## Unique rows in boolean matrix

Given a matrix of 0 and 1, print all unique rows in boolean matrix. For example, if the matrix is show below:

0 1 0 0 1

1 0 1 1 1

0 1 0 0 1

1 0 1 0 0

Output should be

0 1 0 0 1

1 0 1 1 1

1 0 1 0 0

The first brute force solution which has a complexity of O(n^{2} m) where is n is the number of rows and m is the number of columns is as follows:

For each row in the boolean matrix, check all the rows if it matches with any one of them. If yes, skip printing, else print the row.

Another way which is better than the above approach is to convert each row in equivalent decimal and then check for duplicates. Again it has a complexity of O(n * m) where n is the number of rows and m as the number of columns.

Can we do better than this? There is a standard technique to check if a particular pattern is already seen or not. That’s using tries. Each pattern is added to trie, when we try to add a duplicate pattern, we will end up at the leaf node which is already marked as leaf due to an earlier pattern.

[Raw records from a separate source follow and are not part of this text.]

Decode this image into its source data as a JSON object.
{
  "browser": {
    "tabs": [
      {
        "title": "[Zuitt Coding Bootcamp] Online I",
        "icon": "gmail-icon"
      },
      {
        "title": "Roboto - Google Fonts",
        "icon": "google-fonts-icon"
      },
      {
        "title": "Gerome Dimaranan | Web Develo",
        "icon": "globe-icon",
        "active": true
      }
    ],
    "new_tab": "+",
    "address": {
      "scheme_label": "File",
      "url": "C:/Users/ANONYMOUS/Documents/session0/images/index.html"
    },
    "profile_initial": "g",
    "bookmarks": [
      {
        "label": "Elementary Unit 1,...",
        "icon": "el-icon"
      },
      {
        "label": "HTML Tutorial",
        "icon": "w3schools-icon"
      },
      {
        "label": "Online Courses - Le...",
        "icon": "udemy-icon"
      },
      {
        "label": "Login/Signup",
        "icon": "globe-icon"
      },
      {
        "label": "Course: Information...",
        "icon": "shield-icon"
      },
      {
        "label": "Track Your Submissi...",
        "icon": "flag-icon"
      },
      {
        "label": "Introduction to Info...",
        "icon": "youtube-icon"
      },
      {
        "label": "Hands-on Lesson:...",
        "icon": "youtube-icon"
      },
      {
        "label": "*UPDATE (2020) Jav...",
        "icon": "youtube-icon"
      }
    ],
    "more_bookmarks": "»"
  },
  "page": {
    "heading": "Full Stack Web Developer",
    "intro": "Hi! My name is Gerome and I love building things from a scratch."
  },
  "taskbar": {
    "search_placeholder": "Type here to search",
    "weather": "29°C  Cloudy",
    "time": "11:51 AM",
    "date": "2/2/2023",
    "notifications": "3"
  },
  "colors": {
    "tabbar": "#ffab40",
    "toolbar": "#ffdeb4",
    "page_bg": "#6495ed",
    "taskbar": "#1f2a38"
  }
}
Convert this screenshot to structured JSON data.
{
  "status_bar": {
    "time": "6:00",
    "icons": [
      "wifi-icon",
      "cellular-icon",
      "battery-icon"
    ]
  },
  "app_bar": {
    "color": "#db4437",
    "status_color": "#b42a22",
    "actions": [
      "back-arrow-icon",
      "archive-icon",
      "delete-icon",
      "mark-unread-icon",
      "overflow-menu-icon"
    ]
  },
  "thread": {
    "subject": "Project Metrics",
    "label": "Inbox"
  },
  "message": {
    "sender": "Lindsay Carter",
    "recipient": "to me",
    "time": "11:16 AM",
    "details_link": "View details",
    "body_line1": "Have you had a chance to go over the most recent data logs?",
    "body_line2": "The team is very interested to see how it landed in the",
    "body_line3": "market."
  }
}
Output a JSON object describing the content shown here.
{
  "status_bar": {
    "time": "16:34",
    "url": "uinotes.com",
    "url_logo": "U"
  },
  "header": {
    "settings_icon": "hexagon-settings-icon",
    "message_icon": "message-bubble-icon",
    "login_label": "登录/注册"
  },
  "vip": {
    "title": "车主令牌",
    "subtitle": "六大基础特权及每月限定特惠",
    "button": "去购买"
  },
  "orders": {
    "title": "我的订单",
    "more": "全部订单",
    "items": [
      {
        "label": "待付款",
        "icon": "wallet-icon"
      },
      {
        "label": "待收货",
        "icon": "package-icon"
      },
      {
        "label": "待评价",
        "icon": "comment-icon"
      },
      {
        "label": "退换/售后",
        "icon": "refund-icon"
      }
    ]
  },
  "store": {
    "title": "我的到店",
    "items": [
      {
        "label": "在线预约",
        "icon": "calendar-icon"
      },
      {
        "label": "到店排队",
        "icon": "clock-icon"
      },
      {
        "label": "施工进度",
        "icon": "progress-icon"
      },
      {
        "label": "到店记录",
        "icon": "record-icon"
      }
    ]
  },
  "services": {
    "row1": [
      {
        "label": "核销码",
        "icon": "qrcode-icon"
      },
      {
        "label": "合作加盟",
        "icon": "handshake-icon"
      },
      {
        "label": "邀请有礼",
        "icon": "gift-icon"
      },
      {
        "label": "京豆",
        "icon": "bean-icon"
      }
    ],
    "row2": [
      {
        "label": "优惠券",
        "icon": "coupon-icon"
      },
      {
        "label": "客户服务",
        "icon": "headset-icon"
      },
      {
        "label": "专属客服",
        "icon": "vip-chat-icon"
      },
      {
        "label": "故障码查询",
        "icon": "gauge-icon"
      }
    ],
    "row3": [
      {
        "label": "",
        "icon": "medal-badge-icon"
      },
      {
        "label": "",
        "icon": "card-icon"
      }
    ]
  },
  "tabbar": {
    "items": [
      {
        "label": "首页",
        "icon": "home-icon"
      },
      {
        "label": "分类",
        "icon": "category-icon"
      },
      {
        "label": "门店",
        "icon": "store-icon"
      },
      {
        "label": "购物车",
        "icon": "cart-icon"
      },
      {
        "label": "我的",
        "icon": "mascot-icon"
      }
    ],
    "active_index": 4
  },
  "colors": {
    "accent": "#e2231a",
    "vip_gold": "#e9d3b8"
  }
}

With given info, we can say that we will insert each row pattern in the trie. We will modify the insert function of trie to return us whether the row is added newly or it was already present in the trie. As explained above it can be ascertained by the fact that if the last node is marked as leaf node already, then it is duplicate row as we must have traveled the same nodes above. If the last node is not a leaf node already, then there is at least one digit which is different and hence row becomes unique. Mark last node of this pattern as a leaf node, so that same patterns will be detected as duplicates.

Add a row in the trie.

If the last node while entering the pattern is the leaf node, return false. It’s not a unique row.

If the last node is not a leaf node, mark it as a leaf node and return true.

If insert operation returns true, print the row.

Else, skip printing row.

#include<stdio.h>
#include<stdlib.h>
#define MAX_SIZE 2
#define LEAF_NODE 1
#define true 1
#define false 0
typedef struct trie_node_t {
int value;
struct trie_node_t * children[MAX_SIZE];
}Node;
typedef struct trie{
int count ;
Node *root;
}trie;
void initialize(trie *t){
t->root = (Node *)malloc(sizeof(Node));
t->count =0;
}
int insert_1(trie *t, int key[], int col){
int i;
if(t->root == NULL){
printf("\n Trie is not initialized\n");
}
Node * current = t->root;
for(i=0; i<col; i++){
int index = key[i];
if(current->children[index] == NULL){
current->children[index] = (Node *)malloc(sizeof(Node));
}
current = current->children[key[i]];
}
/* To mark it as leaf */
if(current->value != LEAF_NODE){
current->value = LEAF_NODE;
return true;
}
else{
return false;
}
}
void print_unique_rows(int a[5][5], int col, int row){
int i,j;
int key[col];
trie t;
initialize(&t);
for(i=0; i<row; i++){
for(j=0; j<col; j++){
key[j] = a[i][j];
}
if(insert_1(&t, key, col)){
for(j=0;j<col; j++){
printf("%d", key[j]);
}
printf("\n");
}
}
}
//Driver program
int main(){
int a[4][5] = {{0, 1, 0, 0, 1},
{1, 0, 1, 1, 0},
{0, 1, 0, 0, 1},
{1, 0, 1, 0, 0}
};
print_unique_rows(a, 5, 4 );
return 0;
}

The complexity of trie based solution is O(n * m).